A PROPOS DU BREF.
Soyez court vous serez meilleur. « Trop long » écrit en rouge dans la marge de la copie de l’écolier, trop long le discours, la conférence, l’homélie, les bonnes histoires
( dont on sait que les plus courtes sont les meilleures), la démonstration que l’on alambique par défaut alors qu’un petit dessin vaut plus qu’un long discours……
On charge la longueur, le développé, de lourdeur et d’ennui…Et de parer le bref de toutes les qualités et de célébrer le court dans toute la diversité des disciplines dont il relève : histoire littéraire, histoire des idées, rhétorique, stylistique, poétique. Des fragments d’Héraclite aux aphorismes de Cioran, de l’épigramme à l’anecdote, de la sentence à l’apophtegme, du madrigal à l’impromptu, de la devise à la maxime, de l’adage à l’emblème, de la saillie au trait, du proverbe à la citation……
Désignons la forme brève des textes par le terme générique de « fragment » (ce qui est, avouons le, hors l’apparence, une approximation grossière ! ). Cette forme dite fragmentaire a été illustrée par maints auteurs : Pascal, La Bruyère, La Rochefoucauld, Chamfort, Voltaire, Nietzsche, Novalis, Valéry, Ponge, Blanchot, Butor, Baudrillard,….Et combien de poètes !!!Certains de ses détracteurs n’ont pas hésité à l’utiliser : La Bruyère, Mallarmé, Quignard,..D’autres en dénonçant sa légèreté, sa futilité, la condamne au salon, au boudoir ou au comptoir. Tout l’art du tissage se retrouve dans la passementerie, de la sculpture dans la ciselure.
Tentons une typologie (fragmentaire !) du fragment. Le «FRAGMENT-TRACE » : arrachement mnésique à l’Histoire enfouie, au Livre perdu, à la Lecture oubliée – surgissement du souvenir, éclat et brillance enchâssés dans les strates du Temps. Page extraite de ce grimoire plus chironné d’artisons que châtaignes en décembre. Une phrase proustienne surlignée. Tables Claudiennes ! Miroir polyédrique dans la bibliothèque. Découpe du projecteur ou du rétroviseur….. Le « FRAGMENT PRE-TEXTE » d’une œuvre promise, bribes du futur, chevêtre et moellons, notes et croquis, Ebauche du Livre à venir. Fagotage de Montaigne….. Le « FRAGMENT LITTERAIRE » n’est pas fragment par accident mais par essence et sous contrainte volontaire, il condense et concentre et son inachèvement renvoie à une intention, il sollicite le lecteur. Nietzsche voyait dans l’écriture fragmentaire une sorte de déclencheur, de catalyseur, d’autres ont évoqué la semence, le greffon proposé à l’ente.

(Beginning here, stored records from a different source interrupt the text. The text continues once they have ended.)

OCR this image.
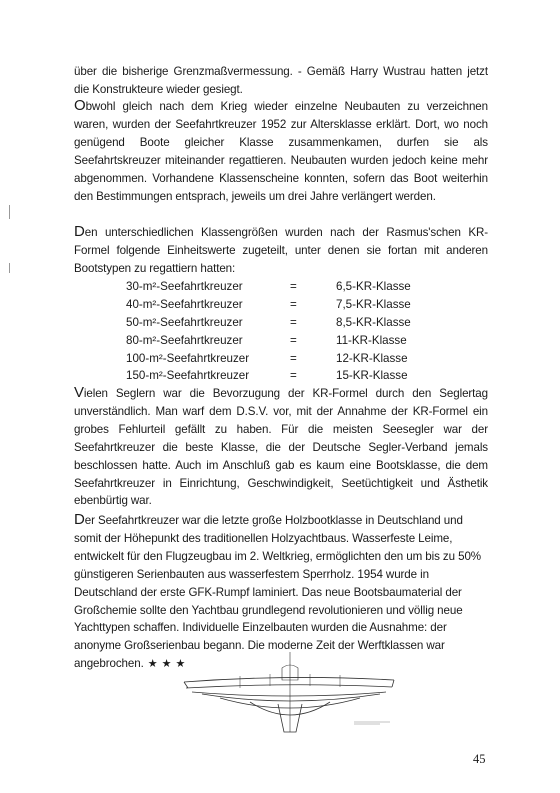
über die bisherige Grenzmaßvermessung. - Gemäß Harry Wustrau hatten jetzt die Konstrukteure wieder gesiegt.

Obwohl gleich nach dem Krieg wieder einzelne Neubauten zu verzeichnen waren, wurden der Seefahrtkreuzer 1952 zur Altersklasse erklärt. Dort, wo noch genügend Boote gleicher Klasse zusammenkamen, durfen sie als Seefahrtskreuzer miteinander regattieren. Neubauten wurden jedoch keine mehr abgenommen. Vorhandene Klassenscheine konnten, sofern das Boot weiterhin den Bestimmungen entsprach, jeweils um drei Jahre verlängert werden.

Den unterschiedlichen Klassengrößen wurden nach der Rasmus'schen KR-Formel folgende Einheitswerte zugeteilt, unter denen sie fortan mit anderen Bootstypen zu regattiern hatten:

30-m²-Seefahrtkreuzer	=	6,5-KR-Klasse
40-m²-Seefahrtkreuzer	=	7,5-KR-Klasse
50-m²-Seefahrtkreuzer	=	8,5-KR-Klasse
80-m²-Seefahrtkreuzer	=	11-KR-Klasse
100-m²-Seefahrtkreuzer	=	12-KR-Klasse
150-m²-Seefahrtkreuzer	=	15-KR-Klasse

Vielen Seglern war die Bevorzugung der KR-Formel durch den Seglertag unverständlich. Man warf dem D.S.V. vor, mit der Annahme der KR-Formel ein grobes Fehlurteil gefällt zu haben. Für die meisten Seesegler war der Seefahrtkreuzer die beste Klasse, die der Deutsche Segler-Verband jemals beschlossen hatte. Auch im Anschluß gab es kaum eine Bootsklasse, die dem Seefahrtkreuzer in Einrichtung, Geschwindigkeit, Seetüchtigkeit und Ästhetik ebenbürtig war.

Der Seefahrtkreuzer war die letzte große Holzbootklasse in Deutschland und somit der Höhepunkt des traditionellen Holzyachtbaus. Wasserfeste Leime, entwickelt für den Flugzeugbau im 2. Weltkrieg, ermöglichten den um bis zu 50% günstigeren Serienbauten aus wasserfestem Sperrholz. 1954 wurde in Deutschland der erste GFK-Rumpf laminiert. Das neue Bootsbaumaterial der Großchemie sollte den Yachtbau grundlegend revolutionieren und völlig neue Yachttypen schaffen. Individuelle Einzelbauten wurden die Ausnahme: der anonyme Großserienbau begann. Die moderne Zeit der Werftklassen war angebrochen. ★★★

45
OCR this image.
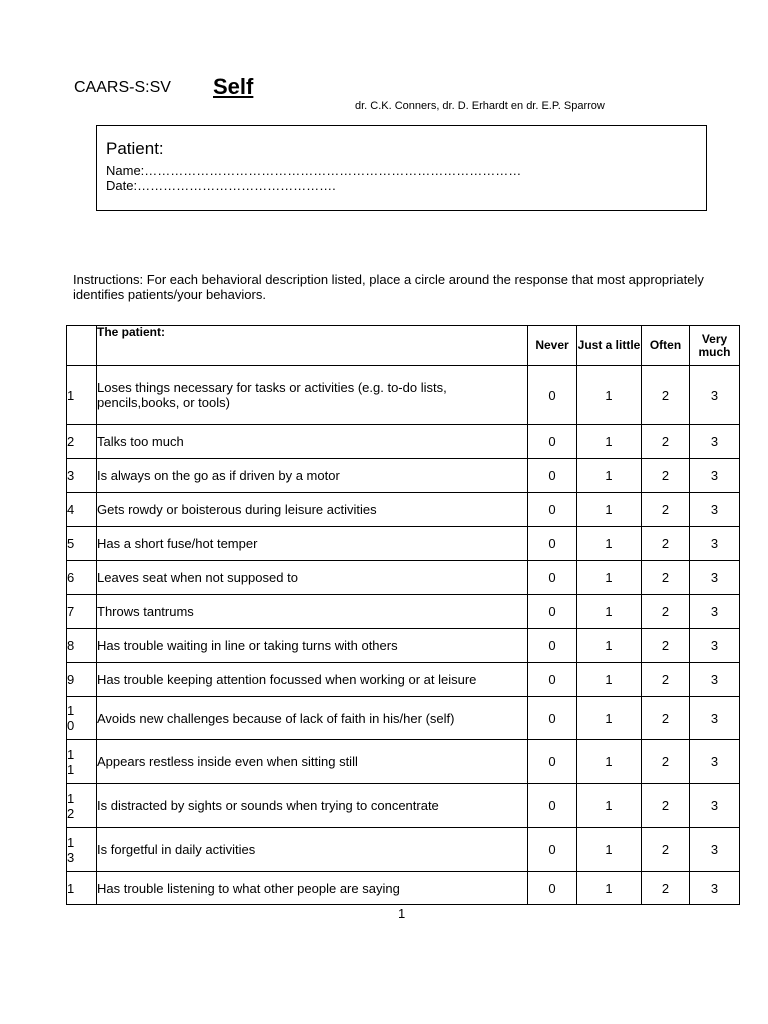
CAARS-S:SV Self
dr. C.K. Conners, dr. D. Erhardt en dr. E.P. Sparrow
Patient:
Name:……………………………………………………………………………
Date:……………………………………….
Instructions: For each behavioral description listed, place a circle around the response that most appropriately identifies patients/your behaviors.
	The patient:	Never	Just a little	Often	Very much

1	Loses things necessary for tasks or activities (e.g. to-do lists, pencils,books, or tools)	0	1	2	3

2	Talks too much	0	1	2	3

3	Is always on the go as if driven by a motor	0	1	2	3

4	Gets rowdy or boisterous during leisure activities	0	1	2	3

5	Has a short fuse/hot temper	0	1	2	3

6	Leaves seat when not supposed to	0	1	2	3

7	Throws tantrums	0	1	2	3

8	Has trouble waiting in line or taking turns with others	0	1	2	3

9	Has trouble keeping attention focussed when working or at leisure	0	1	2	3

10	Avoids new challenges because of lack of faith in his/her (self)	0	1	2	3

11	Appears restless inside even when sitting still	0	1	2	3

12	Is distracted by sights or sounds when trying to concentrate	0	1	2	3

13	Is forgetful in daily activities	0	1	2	3

1	Has trouble listening to what other people are saying	0	1	2	3
1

L’écriture comme la lecture pratiquent le discontinu et procèdent par séquences, interruptions et fractionnements, celle-là au cours de sa proposition et celle-ci dans son appropriation et les deux en un processus de création finalement partagée. L’écriture et la lecture sont l’une et l’autre lacunaires et fragmentaires, en quête de complétude. C’est ainsi qu’une deuxième lecture coïncide rarement avec la première et que dans le cas de lectures multiples et croisées nous pouvons saisir (être saisis par) des concordances fugaces, inattendues, brefs laps d’illuminations heureuses comme de fugitives interférences lumineuses.
Mais notre temps a le culte du rendement. La langue se doit d’être efficace, à la mesure des outils, des supports de la communication et à l’aune de l’économie débridée. Il ne s’agit pas tant d’être court que d’être rapide, réduit et réducteur….et triste de surcroît. « Plaisir et Jouissance » du Texto-SMS ? Késako !!!!!